Part 5 - Ternyata Dia I

38 4 0
                                    

بسم الله الرحمن الرحيم

"Lewat kamu aku mulai mengganti musikku dan lewat kamu jugalah sekarang aku mulai belajar mencintai Al-Qur'an."

—Kartika Fauziyah Mulki

Happy reading

Dua puluh menit telah berlalu dan Ziyah masih setia menunggu Syauqi keluar dari masjid. Meskipun sebenarnya ia sudah mulai bosan untuk menunggunya, apalagi saat beberapa orang yang hendak ke masjid selalu memberi tatapan yang bermacam-macam kepadanya. Mulai dari tatapan aneh, lirikan yang tak mengenakkan hati, bahkan hingga tatapan tak suka dilayangkan padanya. Sampai-sampai ia sempat berpikir, bahwa apakah seburuk itu dirinya hingga mendapatkan tatapan-tatapan seperti itu. Padahal ia dan mereka pun sama di hadapan Tuhan-Nya, juga agama mereka sama. Namun, mengapa masih banyak insan yang seiman dengannya tapi tak pernah mau mengontrol gerak netranya. Bukankah kita semua bersaudara? Lantas mengapa seringkali masih melayangkan tatapan-tatapan yang tak mendamaikan kalbu kepada orang lain?

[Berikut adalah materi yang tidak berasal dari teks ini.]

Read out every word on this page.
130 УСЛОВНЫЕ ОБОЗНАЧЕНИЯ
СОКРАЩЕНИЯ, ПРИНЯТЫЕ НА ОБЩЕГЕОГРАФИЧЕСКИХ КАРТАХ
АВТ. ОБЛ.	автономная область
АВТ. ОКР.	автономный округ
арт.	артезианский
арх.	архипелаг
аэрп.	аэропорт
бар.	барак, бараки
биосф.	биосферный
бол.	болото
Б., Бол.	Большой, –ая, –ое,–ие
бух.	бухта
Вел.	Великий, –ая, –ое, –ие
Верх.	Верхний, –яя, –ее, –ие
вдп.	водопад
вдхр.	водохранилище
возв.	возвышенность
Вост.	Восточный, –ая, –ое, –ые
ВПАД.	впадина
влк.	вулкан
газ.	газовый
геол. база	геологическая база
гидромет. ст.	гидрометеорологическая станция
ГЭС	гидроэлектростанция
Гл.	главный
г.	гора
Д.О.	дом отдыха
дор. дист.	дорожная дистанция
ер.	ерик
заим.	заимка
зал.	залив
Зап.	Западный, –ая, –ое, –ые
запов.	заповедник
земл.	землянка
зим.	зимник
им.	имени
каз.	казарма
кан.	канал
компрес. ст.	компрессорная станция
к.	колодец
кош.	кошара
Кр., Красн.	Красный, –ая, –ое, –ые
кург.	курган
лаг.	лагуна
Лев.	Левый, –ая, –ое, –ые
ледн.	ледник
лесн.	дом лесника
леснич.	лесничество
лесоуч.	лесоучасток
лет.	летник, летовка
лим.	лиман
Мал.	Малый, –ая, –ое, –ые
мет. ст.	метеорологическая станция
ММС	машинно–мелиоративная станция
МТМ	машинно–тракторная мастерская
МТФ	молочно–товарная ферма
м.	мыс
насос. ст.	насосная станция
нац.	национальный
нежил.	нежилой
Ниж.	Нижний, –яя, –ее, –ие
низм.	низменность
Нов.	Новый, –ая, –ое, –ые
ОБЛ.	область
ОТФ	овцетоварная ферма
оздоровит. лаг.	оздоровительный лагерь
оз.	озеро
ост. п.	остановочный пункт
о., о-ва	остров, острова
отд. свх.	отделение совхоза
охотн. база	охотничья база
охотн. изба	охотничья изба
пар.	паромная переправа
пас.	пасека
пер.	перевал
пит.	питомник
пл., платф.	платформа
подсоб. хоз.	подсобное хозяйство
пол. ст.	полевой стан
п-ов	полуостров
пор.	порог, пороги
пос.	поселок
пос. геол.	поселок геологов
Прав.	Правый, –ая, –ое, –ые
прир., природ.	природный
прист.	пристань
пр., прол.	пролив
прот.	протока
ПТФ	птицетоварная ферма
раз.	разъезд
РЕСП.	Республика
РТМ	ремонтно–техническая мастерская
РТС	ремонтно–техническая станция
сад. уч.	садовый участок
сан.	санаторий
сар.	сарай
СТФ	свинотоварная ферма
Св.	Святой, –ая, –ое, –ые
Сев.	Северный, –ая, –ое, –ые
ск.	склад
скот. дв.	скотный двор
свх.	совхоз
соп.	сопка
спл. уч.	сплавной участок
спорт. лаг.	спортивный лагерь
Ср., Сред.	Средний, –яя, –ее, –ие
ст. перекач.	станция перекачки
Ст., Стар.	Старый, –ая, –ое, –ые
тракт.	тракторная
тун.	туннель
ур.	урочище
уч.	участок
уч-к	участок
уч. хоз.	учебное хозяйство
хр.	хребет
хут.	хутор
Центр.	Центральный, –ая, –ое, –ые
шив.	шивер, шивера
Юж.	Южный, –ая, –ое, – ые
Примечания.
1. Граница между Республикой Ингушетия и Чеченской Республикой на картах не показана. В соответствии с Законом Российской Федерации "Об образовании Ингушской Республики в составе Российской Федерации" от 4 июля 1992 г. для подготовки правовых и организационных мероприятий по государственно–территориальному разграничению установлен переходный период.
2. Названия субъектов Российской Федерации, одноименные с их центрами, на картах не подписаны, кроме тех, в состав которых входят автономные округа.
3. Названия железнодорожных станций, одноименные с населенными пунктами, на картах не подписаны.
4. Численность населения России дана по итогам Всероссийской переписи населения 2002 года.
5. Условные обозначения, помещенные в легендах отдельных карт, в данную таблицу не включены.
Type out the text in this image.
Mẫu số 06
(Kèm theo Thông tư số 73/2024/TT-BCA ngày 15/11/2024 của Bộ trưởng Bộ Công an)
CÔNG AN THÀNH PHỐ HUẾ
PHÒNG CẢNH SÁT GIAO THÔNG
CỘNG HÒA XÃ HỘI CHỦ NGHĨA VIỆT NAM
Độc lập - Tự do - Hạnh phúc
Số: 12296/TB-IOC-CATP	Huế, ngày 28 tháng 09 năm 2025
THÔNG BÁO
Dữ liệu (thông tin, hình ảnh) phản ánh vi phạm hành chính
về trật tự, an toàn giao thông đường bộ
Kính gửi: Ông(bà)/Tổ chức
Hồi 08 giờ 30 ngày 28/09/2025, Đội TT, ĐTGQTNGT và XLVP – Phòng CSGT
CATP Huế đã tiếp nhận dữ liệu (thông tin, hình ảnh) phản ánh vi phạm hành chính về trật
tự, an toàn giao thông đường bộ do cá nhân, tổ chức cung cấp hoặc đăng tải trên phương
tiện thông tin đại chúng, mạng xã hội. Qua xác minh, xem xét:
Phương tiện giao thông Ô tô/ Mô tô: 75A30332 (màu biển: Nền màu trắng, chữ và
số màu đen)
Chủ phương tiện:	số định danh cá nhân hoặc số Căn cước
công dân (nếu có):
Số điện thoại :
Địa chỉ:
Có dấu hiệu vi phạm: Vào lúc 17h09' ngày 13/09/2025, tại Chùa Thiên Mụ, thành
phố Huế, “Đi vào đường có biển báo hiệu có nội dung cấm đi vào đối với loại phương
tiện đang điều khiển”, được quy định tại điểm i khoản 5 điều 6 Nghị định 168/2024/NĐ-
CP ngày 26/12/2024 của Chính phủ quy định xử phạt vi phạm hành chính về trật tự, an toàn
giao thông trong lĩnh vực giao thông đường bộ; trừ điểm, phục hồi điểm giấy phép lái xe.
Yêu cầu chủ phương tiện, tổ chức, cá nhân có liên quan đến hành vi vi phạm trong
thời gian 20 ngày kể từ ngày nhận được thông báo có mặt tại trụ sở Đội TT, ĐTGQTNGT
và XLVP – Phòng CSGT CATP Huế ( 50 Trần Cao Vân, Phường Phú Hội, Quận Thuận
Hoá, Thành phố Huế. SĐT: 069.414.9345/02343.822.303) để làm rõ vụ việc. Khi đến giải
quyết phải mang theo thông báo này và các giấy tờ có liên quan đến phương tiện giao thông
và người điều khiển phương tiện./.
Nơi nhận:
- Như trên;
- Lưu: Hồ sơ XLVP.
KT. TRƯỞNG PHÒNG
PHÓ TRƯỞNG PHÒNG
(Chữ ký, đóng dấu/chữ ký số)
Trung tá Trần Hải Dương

Ziyah terus saja bertanya pada dirinya lalu ia juga yang menjawabnya dengan berbagai perspesktif yang berbeda, hingga pertanyaan-pertanyaan yang diucapnya di dalam hati tanpa sadar ia suarakan. Sehingga seseorang yang hendak keluar dari masjid mendengarkan gumamannya.

"Ziyah?"

"Eh, Fadhil." Suara Ziyah sedikit kaget, lantaran sebelumnya ia tak mendengar ada suara orang berjalan.

"Ngapain di sini?" tanya mereka bersamaan.

"Eh," suara Ziyah dan Fadhil kembali mengucapkan kata yang sama tanpa sengaja.

"Kamu aja dulu." Putusnya pada Ziyah.

"Aku lagi nunggu seseorang, dia lagi sholat sunnah sepertinya di dalem. Tapi gak tau kenapa lama banget, padahal aku kalo sholat di rumah gak sampai selama ini. Paling lama mungkin sekitar sepuluh menitan, itu pun kalo pas Abi nyuruh aku wiridan sama baca Al-Qur'an dulu." Dengan polosnya Ziyah menceritakan kesehariannya kepada Fadhil. Sehinga membuat Fadhil gemas kepadanya.

"Kamu itu lucu ya ternyata," ujar Fadhil sambil tersenyum sangat manis.

Ziyah mengerutkan keningnya, "Lucu dari mananya coba?"

"Emm ... udah, abaikan aja. Oh, iya. Kenapa kamu gak masuk aja ke dalem ikut sholat dhuha? Daripada duduk di sini sendirian 'kan lebih enak di dalem."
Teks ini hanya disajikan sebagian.